Hatoum's performances are particularly striking since they are both dramatically visual and emotionally and politically engaged, characteristics which underpin all of her work thereafter. In these works we see themes that the artist returns to many times in her sculptures, installations and works on paper, with particular focus on the body, issues of gender and notions of conflict and displacement. Props such as furniture and domestic tools as well as confined, architectural structures create a textural background for actions that focused intensely on the body and, in particular, on the experience of being a displaced person.

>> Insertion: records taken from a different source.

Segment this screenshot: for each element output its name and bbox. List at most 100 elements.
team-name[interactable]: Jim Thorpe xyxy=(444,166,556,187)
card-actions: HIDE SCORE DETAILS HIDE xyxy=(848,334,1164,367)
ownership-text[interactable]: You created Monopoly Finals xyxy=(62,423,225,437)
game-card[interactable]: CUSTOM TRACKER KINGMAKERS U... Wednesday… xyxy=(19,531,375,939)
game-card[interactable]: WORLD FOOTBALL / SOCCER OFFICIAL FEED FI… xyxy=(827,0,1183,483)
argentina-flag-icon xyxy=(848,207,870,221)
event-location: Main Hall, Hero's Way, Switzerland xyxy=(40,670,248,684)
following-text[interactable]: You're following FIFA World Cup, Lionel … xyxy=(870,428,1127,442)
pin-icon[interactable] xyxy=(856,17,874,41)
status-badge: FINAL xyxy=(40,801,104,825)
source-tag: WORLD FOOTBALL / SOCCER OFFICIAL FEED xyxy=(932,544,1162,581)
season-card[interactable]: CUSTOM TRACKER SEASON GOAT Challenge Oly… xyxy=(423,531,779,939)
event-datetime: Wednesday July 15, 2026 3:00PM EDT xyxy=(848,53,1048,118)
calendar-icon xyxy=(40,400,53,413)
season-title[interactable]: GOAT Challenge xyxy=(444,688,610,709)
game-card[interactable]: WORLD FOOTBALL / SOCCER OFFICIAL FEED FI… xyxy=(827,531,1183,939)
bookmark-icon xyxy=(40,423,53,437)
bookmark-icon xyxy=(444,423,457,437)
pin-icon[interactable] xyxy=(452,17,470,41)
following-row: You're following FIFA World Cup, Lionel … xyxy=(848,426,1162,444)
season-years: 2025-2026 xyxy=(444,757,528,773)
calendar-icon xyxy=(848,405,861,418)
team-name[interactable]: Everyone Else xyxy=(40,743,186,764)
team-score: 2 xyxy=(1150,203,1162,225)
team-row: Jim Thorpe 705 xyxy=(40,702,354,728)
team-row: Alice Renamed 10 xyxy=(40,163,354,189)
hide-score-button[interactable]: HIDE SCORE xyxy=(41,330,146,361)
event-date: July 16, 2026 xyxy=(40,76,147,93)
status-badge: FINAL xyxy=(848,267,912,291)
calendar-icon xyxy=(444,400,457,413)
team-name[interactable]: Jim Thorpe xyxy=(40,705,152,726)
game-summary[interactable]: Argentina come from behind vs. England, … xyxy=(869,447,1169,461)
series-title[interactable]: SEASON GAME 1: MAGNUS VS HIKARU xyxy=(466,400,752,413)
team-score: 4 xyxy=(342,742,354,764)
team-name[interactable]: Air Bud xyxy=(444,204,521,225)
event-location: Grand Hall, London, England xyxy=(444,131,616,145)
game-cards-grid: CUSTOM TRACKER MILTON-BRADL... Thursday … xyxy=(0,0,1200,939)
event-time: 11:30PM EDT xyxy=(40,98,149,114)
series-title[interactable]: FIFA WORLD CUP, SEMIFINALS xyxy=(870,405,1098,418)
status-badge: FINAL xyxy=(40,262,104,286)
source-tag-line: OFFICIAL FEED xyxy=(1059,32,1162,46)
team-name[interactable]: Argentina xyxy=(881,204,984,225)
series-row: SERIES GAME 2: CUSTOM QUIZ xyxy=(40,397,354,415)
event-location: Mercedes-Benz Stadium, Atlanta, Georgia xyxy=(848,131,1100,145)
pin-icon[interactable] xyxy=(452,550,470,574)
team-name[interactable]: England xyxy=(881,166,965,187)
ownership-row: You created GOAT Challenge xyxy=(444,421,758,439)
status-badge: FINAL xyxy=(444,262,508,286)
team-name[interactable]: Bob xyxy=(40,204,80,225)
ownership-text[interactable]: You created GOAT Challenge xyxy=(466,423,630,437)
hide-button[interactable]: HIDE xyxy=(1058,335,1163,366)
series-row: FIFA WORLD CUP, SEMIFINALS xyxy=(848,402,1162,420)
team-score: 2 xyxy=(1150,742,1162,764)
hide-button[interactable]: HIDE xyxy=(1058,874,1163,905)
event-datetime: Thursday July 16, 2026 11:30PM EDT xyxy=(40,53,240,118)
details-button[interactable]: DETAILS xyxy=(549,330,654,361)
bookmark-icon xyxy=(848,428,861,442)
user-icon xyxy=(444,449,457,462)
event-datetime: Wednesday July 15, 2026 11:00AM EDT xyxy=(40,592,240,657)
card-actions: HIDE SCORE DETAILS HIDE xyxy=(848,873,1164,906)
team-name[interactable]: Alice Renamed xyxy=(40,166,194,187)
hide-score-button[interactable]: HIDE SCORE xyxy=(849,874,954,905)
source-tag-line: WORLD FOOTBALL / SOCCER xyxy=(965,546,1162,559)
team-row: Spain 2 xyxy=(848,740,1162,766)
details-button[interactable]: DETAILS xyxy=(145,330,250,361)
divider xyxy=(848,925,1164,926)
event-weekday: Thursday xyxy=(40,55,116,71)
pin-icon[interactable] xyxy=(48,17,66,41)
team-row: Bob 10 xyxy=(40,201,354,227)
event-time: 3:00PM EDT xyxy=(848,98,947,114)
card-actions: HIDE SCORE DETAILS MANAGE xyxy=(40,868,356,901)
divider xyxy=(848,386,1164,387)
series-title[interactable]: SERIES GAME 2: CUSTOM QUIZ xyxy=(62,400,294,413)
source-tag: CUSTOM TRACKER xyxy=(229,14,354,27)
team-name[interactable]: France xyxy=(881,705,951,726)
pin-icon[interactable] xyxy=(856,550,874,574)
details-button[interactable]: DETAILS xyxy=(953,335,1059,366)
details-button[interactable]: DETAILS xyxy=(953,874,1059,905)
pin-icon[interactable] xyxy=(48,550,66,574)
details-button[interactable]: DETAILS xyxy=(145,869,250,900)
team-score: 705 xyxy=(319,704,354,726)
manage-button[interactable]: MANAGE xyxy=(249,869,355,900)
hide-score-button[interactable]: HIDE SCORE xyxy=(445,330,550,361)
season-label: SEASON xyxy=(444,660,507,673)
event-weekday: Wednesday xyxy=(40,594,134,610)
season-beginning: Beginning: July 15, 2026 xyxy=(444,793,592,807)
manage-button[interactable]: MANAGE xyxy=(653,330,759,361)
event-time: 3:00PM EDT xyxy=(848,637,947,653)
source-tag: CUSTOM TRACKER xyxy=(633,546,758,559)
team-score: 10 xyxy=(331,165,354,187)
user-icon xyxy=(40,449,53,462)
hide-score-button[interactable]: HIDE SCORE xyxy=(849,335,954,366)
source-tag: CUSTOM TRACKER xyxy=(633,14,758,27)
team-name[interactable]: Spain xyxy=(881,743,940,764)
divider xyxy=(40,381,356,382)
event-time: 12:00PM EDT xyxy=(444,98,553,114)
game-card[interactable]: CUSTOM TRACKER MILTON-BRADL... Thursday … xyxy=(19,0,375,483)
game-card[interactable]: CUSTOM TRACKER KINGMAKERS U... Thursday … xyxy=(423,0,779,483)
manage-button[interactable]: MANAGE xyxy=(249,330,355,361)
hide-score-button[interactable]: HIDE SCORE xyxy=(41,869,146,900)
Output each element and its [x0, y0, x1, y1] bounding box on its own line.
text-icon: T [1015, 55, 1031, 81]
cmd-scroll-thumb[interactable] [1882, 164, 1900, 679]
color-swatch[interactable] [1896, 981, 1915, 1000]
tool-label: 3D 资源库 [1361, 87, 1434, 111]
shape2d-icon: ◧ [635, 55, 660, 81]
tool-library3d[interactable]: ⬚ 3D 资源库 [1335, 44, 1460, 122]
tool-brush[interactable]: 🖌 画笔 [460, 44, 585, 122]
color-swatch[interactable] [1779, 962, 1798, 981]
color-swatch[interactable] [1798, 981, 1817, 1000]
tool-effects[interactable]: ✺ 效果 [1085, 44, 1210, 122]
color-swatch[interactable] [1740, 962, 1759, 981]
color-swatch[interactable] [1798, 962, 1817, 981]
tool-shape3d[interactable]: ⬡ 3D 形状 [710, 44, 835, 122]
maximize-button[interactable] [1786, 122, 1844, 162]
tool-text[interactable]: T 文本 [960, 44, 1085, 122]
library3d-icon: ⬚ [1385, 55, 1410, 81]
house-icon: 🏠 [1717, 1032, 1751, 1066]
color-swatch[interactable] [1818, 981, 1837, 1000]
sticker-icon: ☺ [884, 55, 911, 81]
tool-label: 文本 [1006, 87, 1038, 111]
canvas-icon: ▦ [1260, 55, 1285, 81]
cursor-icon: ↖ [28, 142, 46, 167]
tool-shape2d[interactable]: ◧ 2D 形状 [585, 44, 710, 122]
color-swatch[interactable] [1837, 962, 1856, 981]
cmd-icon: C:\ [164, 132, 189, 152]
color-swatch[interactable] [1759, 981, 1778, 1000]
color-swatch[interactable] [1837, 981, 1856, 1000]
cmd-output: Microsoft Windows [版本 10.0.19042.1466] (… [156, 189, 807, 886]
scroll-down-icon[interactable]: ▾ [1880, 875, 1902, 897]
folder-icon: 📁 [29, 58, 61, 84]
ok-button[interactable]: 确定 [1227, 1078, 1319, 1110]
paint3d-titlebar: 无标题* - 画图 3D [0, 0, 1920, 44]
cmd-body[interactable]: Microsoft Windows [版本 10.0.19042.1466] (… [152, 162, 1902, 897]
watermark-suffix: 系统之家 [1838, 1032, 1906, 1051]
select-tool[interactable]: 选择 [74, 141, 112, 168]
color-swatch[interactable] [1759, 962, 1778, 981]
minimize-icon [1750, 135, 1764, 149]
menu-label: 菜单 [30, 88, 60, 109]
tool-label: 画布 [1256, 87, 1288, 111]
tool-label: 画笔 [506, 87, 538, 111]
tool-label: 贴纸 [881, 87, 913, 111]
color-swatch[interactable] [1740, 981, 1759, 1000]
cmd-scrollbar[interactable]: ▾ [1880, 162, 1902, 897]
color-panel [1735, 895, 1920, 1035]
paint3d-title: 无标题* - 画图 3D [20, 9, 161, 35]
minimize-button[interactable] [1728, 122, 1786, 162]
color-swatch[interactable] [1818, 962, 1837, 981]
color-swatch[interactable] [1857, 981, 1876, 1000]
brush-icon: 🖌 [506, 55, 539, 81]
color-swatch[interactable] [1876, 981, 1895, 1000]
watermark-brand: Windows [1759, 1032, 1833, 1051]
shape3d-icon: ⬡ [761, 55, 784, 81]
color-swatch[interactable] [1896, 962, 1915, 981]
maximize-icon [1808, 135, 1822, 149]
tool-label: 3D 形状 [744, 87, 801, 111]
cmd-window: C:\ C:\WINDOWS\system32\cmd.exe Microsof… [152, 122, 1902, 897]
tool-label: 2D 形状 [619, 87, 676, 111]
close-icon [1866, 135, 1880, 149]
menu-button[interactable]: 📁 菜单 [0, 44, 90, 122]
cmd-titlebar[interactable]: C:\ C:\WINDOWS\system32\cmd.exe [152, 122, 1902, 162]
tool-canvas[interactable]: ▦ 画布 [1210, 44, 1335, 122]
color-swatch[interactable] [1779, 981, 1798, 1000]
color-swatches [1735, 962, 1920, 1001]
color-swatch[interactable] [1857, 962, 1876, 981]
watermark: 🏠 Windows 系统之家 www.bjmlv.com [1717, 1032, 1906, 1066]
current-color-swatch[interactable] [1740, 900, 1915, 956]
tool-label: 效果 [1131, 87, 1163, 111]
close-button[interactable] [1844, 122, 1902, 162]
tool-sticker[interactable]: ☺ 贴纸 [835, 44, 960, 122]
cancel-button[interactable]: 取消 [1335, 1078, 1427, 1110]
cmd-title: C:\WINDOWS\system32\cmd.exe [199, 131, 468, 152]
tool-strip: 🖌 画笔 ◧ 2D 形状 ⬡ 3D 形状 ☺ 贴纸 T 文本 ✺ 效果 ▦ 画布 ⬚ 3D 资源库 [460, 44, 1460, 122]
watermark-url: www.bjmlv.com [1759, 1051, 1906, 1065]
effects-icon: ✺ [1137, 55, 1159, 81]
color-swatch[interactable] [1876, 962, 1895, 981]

The sketches are also remarkable in that they evidence the emerging sculptor that Mona Hatoum would become as well giving vivid insight into the working mind of an artist, showing both the initial ideas as well as the revisions and changes that are necessary in order to create a successful artwork. Mona Hatoum's decision to make performances at this time was partly due to necessity since she had limited funds, but also due to her active involvement in the fringe scenes of the London art world at the time, having recently graduated from art school. Since these works were often performed only once, this documentation provides the contemporary viewer with a unique, highly interactive engagement not just in an important period in Mona Hatoum's career but in 1980s art in general.

In 2020, Mona Hatoum has been awarded the Julio González Prize 2020 by the Valencia Institute of Modern Art, as well as the Praemium Imperiale prize for Sculpture in 2019, submitted by Japan Art Association, the most historical cultural foundation in Japan. She was presented with a number of additional prizes during her career, such as the Hiroshima Art Prize by the Hiroshima City Museum of Contemporary Art (2017), the Joan Miró Prize of the Fundació Joan Miró (2011), and the Roswitha Haftmann Stiftung Prize, Zurich (2004) among others.

In 2015, her major exhibition at the Musée National d'Art Moderne, Centre Georges Pompidou, Paris travelled to Tate Modern, London, and the Museum of Contemporary Art Kiasma in Helsinki (2016).

Mona Hatoum has since then, shown her work in numerous international institutions such as the Magasin III and Accelerator, Stockholm (2022); Valencia Institute of Modern Art (IVAM), Valencia (2021); Menil Collection, Houston, (2017) that toured to the Pulitzer Arts Foundation in St. Louis (2018); Hiroshima City Museum of Contemporary Art (2017). Previous solo exhibitions include: Fundación PROA, Buenos Aires (2015); Pinacoteca do Estado, São Paulo (2014); Museum of Fine Arts, Ghent (2014); Arab Museum of Modern Art, Doha (2014); Kunstmuseum St-Gallen (2013); Arter, Istanbul (2012); Fundació Juan Miró, Barcelona (2012); Ullens Center for Contemporary Art, Beijing (2009); Fondazione Querini Stampalia, Venice (2009); Museum of Contemporary Art Australia, Sydney (2005); Hamburger Kunsthalle, Hamburg (2004); Kunstmuseum Bonn (2004); Magasin III, Stockholm (2004); Museo de Arte Contemporáneo de Oaxaca (2003); Centro de Arte de Salamanca (2002).